A new era of model flexibility and performance
One of the key benefits of provisioned products is flexibility, with one simple hourly, monthly, and annual price that applies to all available models. We’ve also heard feedback that it’s difficult to understand how many tokens per minute (TPM) you’re getting for each model in provisioned deployments. We now provide a simplified view of the number of input and output tokens per minute for each provisioned deployment. Customers no longer need to rely on detailed conversion tables or calculators.
We maintain the flexibility our customers love with our provisioned products. Monthly and annual commitments allow you to change models and versions, such as the GPT-4o and GPT-4o-mini, within the reservation period without losing any discounts. This agility allows companies to experiment, iterate, and evolve their AI deployments without incurring unnecessary costs or reconfiguring their infrastructure.
Running enterprise readiness
Azure OpenAI’s ongoing innovation is not just theoretical. It is already producing results in a variety of industries. For example, companies like AT&T, H&R Block, Mercedes, and others are using the Azure OpenAI service not just as a tool, but as a transformative asset that transforms how they operate and engage with their customers.
Beyond the Model: An Enterprise-Level Promise
It is clear that the future of AI is about more than just delivering the latest models.
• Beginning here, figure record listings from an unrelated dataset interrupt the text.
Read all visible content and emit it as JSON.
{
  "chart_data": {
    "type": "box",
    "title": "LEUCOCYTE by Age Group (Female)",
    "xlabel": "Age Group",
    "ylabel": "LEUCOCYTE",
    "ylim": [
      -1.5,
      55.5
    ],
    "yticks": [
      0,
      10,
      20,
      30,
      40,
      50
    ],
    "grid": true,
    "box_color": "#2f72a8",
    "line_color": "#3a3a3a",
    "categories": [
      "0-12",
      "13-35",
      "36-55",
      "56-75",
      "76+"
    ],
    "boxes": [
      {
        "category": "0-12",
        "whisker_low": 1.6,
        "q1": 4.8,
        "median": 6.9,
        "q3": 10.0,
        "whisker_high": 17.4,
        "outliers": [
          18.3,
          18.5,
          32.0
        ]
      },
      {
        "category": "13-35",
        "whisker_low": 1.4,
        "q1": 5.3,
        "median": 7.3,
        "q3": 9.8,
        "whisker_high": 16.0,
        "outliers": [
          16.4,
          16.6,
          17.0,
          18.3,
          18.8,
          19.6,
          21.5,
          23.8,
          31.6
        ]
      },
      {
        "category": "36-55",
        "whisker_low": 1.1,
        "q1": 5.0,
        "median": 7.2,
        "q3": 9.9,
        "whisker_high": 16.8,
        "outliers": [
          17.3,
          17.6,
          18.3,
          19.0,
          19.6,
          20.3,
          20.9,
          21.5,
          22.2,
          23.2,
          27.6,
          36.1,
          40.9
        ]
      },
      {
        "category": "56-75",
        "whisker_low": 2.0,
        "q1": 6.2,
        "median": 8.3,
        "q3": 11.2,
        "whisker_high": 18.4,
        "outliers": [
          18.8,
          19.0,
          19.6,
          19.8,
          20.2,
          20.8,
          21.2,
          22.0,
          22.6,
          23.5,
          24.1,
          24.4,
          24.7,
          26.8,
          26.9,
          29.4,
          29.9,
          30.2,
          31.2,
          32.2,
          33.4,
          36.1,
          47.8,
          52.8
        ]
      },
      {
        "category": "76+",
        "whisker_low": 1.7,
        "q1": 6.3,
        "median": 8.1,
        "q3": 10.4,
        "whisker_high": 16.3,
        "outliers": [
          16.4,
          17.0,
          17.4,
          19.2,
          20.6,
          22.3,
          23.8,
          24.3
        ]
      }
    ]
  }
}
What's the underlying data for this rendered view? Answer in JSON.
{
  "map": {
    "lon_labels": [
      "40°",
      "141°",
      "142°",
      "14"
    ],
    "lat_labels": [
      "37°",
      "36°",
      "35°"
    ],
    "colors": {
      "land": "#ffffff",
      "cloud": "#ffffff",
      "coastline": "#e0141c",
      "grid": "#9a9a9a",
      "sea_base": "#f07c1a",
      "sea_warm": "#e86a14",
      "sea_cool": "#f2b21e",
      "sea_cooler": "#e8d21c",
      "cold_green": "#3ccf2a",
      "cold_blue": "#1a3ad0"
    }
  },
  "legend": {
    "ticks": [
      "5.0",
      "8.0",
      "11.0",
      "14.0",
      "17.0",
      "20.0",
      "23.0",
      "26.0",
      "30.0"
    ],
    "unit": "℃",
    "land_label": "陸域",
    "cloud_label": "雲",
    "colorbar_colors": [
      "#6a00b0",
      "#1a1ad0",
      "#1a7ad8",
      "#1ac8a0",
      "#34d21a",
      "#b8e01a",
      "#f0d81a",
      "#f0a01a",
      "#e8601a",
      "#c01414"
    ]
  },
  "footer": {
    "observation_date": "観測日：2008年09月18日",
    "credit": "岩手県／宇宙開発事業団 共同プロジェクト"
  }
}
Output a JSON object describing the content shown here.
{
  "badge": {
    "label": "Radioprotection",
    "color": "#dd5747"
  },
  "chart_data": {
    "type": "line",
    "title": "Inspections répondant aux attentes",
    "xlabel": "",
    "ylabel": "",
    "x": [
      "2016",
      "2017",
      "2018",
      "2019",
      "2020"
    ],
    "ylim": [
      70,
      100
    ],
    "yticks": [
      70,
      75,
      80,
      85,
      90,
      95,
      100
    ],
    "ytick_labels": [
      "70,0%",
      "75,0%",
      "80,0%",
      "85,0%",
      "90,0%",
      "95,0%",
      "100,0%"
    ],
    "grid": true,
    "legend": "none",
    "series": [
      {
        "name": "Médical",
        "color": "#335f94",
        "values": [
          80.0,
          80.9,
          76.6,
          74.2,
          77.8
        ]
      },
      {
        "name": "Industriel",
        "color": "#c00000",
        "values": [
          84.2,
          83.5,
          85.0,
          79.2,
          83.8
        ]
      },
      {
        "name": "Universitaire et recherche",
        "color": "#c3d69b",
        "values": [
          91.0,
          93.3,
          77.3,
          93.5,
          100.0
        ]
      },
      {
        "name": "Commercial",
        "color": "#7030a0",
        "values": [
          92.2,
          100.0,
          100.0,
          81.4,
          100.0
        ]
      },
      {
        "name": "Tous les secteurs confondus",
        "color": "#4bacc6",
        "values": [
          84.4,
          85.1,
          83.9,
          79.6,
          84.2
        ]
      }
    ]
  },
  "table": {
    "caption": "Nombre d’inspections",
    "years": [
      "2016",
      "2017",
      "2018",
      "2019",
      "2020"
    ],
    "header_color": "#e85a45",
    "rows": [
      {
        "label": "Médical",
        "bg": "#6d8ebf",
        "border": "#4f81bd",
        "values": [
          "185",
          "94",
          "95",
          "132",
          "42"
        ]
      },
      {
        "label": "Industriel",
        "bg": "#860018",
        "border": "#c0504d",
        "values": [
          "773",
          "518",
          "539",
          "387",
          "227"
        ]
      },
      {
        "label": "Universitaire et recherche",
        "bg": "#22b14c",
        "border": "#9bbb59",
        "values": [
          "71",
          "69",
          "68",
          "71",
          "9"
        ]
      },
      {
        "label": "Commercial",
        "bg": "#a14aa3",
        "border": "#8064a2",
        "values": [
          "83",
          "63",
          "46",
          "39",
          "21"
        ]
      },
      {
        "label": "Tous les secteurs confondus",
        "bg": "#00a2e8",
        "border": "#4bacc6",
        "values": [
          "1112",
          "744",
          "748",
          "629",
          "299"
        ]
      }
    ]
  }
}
Powerful models like GPT-4o and GPT-4o-mini provide the foundation, but what makes Azure OpenAI services enterprise-grade is the supporting infrastructure: provisioned products, data plane deployment options, SLAs, caching, and simplified deployment flows. .
Microsoft’s vision is to provide cutting-edge AI models as well as enterprise-grade tools and support that enable businesses to scale these models confidently, securely, and cost-effectively. From supporting low-latency, high-reliability deployments to providing flexible, simplified infrastructure, Azure OpenAI services help enterprises fully embrace the future of AI-driven innovation.
Get started now
As the AI landscape continues to evolve, the need for scalable, flexible, and reliable AI solutions becomes more critical to enterprise success. With the latest enhancements to the Azure OpenAI service, Microsoft is delivering on this promise by giving customers not only access to world-class AI models, but also the tools and infrastructure to operate them at scale.
Now is the time for enterprises to unlock the full potential of generative AI with Azure, moving beyond experiments to real enterprise-grade applications that drive measurable results. Whether you’re scaling virtual assistants, developing real-time voice applications, or transforming customer service with AI, Azure OpenAI service provides the enterprise-grade platform you need to innovate and grow.